Foreign Investors See Big Opportunity in U.S.
January 11, 2016
Foreign investors are expected to pour more money into U.S. real estate this year than they did last year, according to a newly released survey by the Association of Foreign Investors in Real Estate of about half of the group’s 200 members.
The survey showed that 64 percent of respondents said they intended to make modest to major increases in U.S property investments this year. Thirty-one percent said they plan to maintain their holdings or reinvest sales proceeds into other U.S. assets.
New York remains the top target market globally, according to the survey.

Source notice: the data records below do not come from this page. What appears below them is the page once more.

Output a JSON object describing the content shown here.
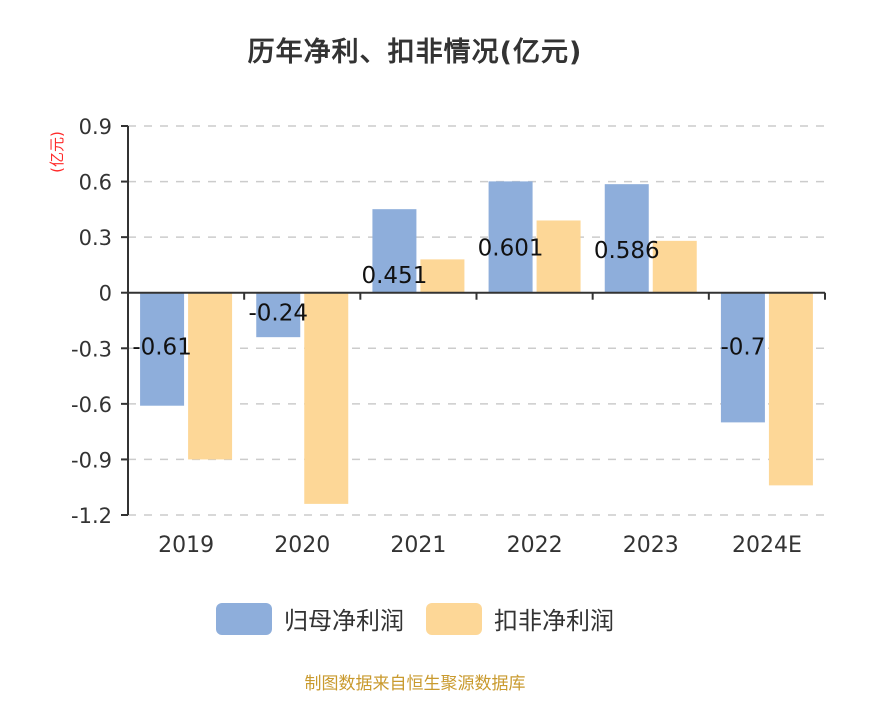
{
  "chart_data": {
    "type": "bar",
    "title": "历年净利、扣非情况(亿元)",
    "ylabel": "(亿元)",
    "xlabel": "",
    "categories": [
      "2019",
      "2020",
      "2021",
      "2022",
      "2023",
      "2024E"
    ],
    "series": [
      {
        "name": "归母净利润",
        "color": "#8eaedb",
        "values": [
          -0.61,
          -0.24,
          0.451,
          0.601,
          0.586,
          -0.7
        ],
        "labels": [
          "-0.61",
          "-0.24",
          "0.451",
          "0.601",
          "0.586",
          "-0.7"
        ]
      },
      {
        "name": "扣非净利润",
        "color": "#fdd797",
        "values": [
          -0.9,
          -1.14,
          0.18,
          0.39,
          0.28,
          -1.04
        ]
      }
    ],
    "ylim": [
      -1.2,
      0.9
    ],
    "yticks": [
      "0.9",
      "0.6",
      "0.3",
      "0",
      "-0.3",
      "-0.6",
      "-0.9",
      "-1.2"
    ],
    "ytick_values": [
      0.9,
      0.6,
      0.3,
      0,
      -0.3,
      -0.6,
      -0.9,
      -1.2
    ],
    "grid": true,
    "legend_position": "bottom-center"
  },
  "footer": {
    "text": "制图数据来自恒生聚源数据库",
    "color": "#c99a2e"
  },
  "ylabel_color": "#ff2a2a"
}
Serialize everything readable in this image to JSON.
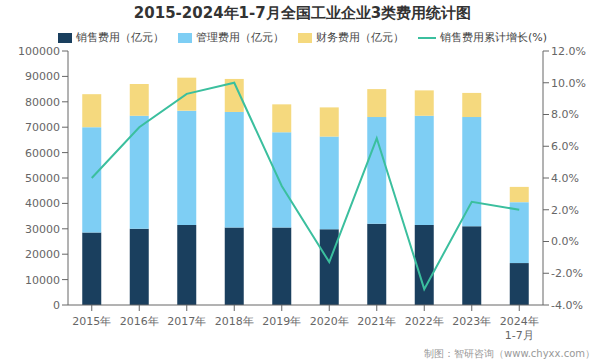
{
  "chart_data": {
    "type": "bar",
    "title": "2015-2024年1-7月全国工业企业3类费用统计图",
    "categories": [
      "2015年",
      "2016年",
      "2017年",
      "2018年",
      "2019年",
      "2020年",
      "2021年",
      "2022年",
      "2023年",
      "2024年"
    ],
    "stacked": true,
    "grid": false,
    "legend": "top",
    "series": [
      {
        "name": "销售费用（亿元）",
        "type": "bar",
        "color": "#1a3f5e",
        "values": [
          28500,
          30000,
          31500,
          30500,
          30500,
          29800,
          32000,
          31500,
          31000,
          16500
        ]
      },
      {
        "name": "管理费用（亿元）",
        "type": "bar",
        "color": "#7ecef4",
        "values": [
          41500,
          44500,
          45000,
          45500,
          37500,
          36500,
          42000,
          43000,
          43000,
          24000
        ]
      },
      {
        "name": "财务费用（亿元）",
        "type": "bar",
        "color": "#f5d97e",
        "values": [
          13000,
          12500,
          13000,
          13000,
          11000,
          11500,
          11000,
          10000,
          9500,
          6000
        ]
      },
      {
        "name": "销售费用累计增长(%)",
        "type": "line",
        "axis": "y2",
        "color": "#3bbf9e",
        "values": [
          4.0,
          7.2,
          9.3,
          10.0,
          3.5,
          -1.3,
          6.5,
          -3.0,
          2.5,
          2.0
        ]
      }
    ],
    "ylim": [
      0,
      100000
    ],
    "yticks": [
      0,
      10000,
      20000,
      30000,
      40000,
      50000,
      60000,
      70000,
      80000,
      90000,
      100000
    ],
    "y2lim": [
      -4.0,
      12.0
    ],
    "y2ticks": [
      {
        "value": -4.0,
        "label": "-4.0%"
      },
      {
        "value": -2.0,
        "label": "-2.0%"
      },
      {
        "value": 0.0,
        "label": "0.0%"
      },
      {
        "value": 2.0,
        "label": "2.0%"
      },
      {
        "value": 4.0,
        "label": "4.0%"
      },
      {
        "value": 6.0,
        "label": "6.0%"
      },
      {
        "value": 8.0,
        "label": "8.0%"
      },
      {
        "value": 10.0,
        "label": "10.0%"
      },
      {
        "value": 12.0,
        "label": "12.0%"
      }
    ],
    "annotations": [
      {
        "text": "1-7月",
        "x": "2024年"
      },
      {
        "text": "制图：智研咨询（www.chyxx.com）"
      }
    ]
  }
}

“This is a very strong response,” says Jim Fetgatter, chief executive of AFIRE. He noted to Bloomberg that China’s economic slowdown, Brazil’s recession, and Europe’s immigration crisis have instilled in international investors that “the U.S., at the moment, really is the safest place for them to go.”
Download NAR's latest international home-buying activity report.

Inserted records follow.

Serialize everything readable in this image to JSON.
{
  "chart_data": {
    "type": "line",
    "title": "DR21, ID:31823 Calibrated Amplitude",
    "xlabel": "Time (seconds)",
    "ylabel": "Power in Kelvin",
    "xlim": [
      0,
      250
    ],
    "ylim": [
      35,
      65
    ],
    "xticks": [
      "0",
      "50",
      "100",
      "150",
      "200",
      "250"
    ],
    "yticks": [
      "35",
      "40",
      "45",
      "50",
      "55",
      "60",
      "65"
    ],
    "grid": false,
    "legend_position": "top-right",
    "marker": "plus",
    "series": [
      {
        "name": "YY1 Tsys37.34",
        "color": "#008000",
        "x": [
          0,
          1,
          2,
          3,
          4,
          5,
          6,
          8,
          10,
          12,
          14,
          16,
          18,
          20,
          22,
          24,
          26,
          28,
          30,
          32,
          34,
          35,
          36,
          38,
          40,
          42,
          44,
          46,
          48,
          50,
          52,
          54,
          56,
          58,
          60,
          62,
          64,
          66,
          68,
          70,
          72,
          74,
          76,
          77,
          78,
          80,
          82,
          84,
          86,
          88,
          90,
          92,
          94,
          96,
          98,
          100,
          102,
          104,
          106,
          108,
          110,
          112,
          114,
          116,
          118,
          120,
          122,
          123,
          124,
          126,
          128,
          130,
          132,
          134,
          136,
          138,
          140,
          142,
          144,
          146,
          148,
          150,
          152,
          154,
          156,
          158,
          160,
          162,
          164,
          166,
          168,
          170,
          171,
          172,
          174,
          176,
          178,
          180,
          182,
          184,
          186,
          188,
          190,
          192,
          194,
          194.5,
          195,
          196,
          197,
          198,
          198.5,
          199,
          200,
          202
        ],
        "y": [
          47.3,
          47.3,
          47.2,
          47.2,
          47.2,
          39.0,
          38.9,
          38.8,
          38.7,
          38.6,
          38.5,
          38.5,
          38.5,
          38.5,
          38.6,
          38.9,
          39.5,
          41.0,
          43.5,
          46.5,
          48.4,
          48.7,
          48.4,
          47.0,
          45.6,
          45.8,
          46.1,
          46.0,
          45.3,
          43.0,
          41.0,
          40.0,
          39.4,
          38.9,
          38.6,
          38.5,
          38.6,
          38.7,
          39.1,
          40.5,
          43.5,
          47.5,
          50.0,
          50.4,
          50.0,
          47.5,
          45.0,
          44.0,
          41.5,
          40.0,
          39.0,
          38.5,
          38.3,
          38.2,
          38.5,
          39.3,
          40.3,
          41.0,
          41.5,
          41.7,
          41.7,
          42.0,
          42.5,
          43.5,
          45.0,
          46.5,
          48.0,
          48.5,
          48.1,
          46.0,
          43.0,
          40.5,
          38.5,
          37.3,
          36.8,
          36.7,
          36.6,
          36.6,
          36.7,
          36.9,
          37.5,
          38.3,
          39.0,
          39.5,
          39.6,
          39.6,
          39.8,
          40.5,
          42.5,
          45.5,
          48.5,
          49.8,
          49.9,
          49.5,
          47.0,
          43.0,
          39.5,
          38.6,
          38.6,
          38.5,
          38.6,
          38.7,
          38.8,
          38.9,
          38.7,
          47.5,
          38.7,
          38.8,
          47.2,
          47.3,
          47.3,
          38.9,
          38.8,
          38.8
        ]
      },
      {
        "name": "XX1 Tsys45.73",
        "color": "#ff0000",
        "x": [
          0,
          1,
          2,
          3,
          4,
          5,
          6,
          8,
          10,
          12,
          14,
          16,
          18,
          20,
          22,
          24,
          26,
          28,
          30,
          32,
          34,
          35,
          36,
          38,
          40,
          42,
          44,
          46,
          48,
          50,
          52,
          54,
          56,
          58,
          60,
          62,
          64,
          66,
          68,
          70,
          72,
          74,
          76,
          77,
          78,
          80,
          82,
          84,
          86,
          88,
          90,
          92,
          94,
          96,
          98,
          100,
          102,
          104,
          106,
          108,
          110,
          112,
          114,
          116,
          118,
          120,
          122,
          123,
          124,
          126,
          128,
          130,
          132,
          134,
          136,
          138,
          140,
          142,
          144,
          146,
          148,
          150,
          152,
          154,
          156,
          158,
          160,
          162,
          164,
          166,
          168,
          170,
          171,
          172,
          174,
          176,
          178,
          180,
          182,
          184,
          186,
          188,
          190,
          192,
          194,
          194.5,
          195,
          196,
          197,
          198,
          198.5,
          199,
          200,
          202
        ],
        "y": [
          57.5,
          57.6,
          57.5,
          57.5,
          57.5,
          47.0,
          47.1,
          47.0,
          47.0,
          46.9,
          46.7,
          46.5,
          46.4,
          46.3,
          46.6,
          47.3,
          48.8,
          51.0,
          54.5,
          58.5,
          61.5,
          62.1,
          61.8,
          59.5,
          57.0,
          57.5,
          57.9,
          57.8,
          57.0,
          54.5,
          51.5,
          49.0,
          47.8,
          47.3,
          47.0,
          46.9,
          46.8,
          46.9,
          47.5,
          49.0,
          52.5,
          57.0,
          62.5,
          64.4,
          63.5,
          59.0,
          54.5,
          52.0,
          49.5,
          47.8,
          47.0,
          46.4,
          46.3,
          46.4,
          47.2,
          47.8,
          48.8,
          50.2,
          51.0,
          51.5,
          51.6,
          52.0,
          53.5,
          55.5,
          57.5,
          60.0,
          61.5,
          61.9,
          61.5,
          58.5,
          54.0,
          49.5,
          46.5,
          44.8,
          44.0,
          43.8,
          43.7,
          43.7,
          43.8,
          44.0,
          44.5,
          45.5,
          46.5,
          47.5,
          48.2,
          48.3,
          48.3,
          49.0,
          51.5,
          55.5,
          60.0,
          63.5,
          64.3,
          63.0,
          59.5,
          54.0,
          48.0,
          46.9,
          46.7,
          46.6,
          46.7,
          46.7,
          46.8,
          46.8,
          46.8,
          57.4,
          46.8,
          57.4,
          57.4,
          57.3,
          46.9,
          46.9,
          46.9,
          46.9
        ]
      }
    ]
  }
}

The U.S. ranked as the country with the best opportunities for price appreciation in 2016, followed by Brazil, Spain, Ireland, and the United Kingdom, according to the survey.
Investors from Canada, Asia, Europe, and Australia in search of higher yields have been making investments in office towers, warehouses, apartment buildings, shopping malls, and hotels.
In the residential sector, foreign buyers have remained strong too. About 209,000 homes were estimated to have been sold to foreign buyers in the 12 months ending March 2015, according to a report released last year by the National Association of REALTORS®, “The 2015 Profile of Home Buying Activity of International Clients.”
What’s more, foreign buyers, on average, paid nearly $500,000 for a home – compared to about $256,000 overall for the U.S. average house price. NAR’s report showed that the four states accounting for 50 percent of international sales last year were Florida, California, Texas, and Arizona.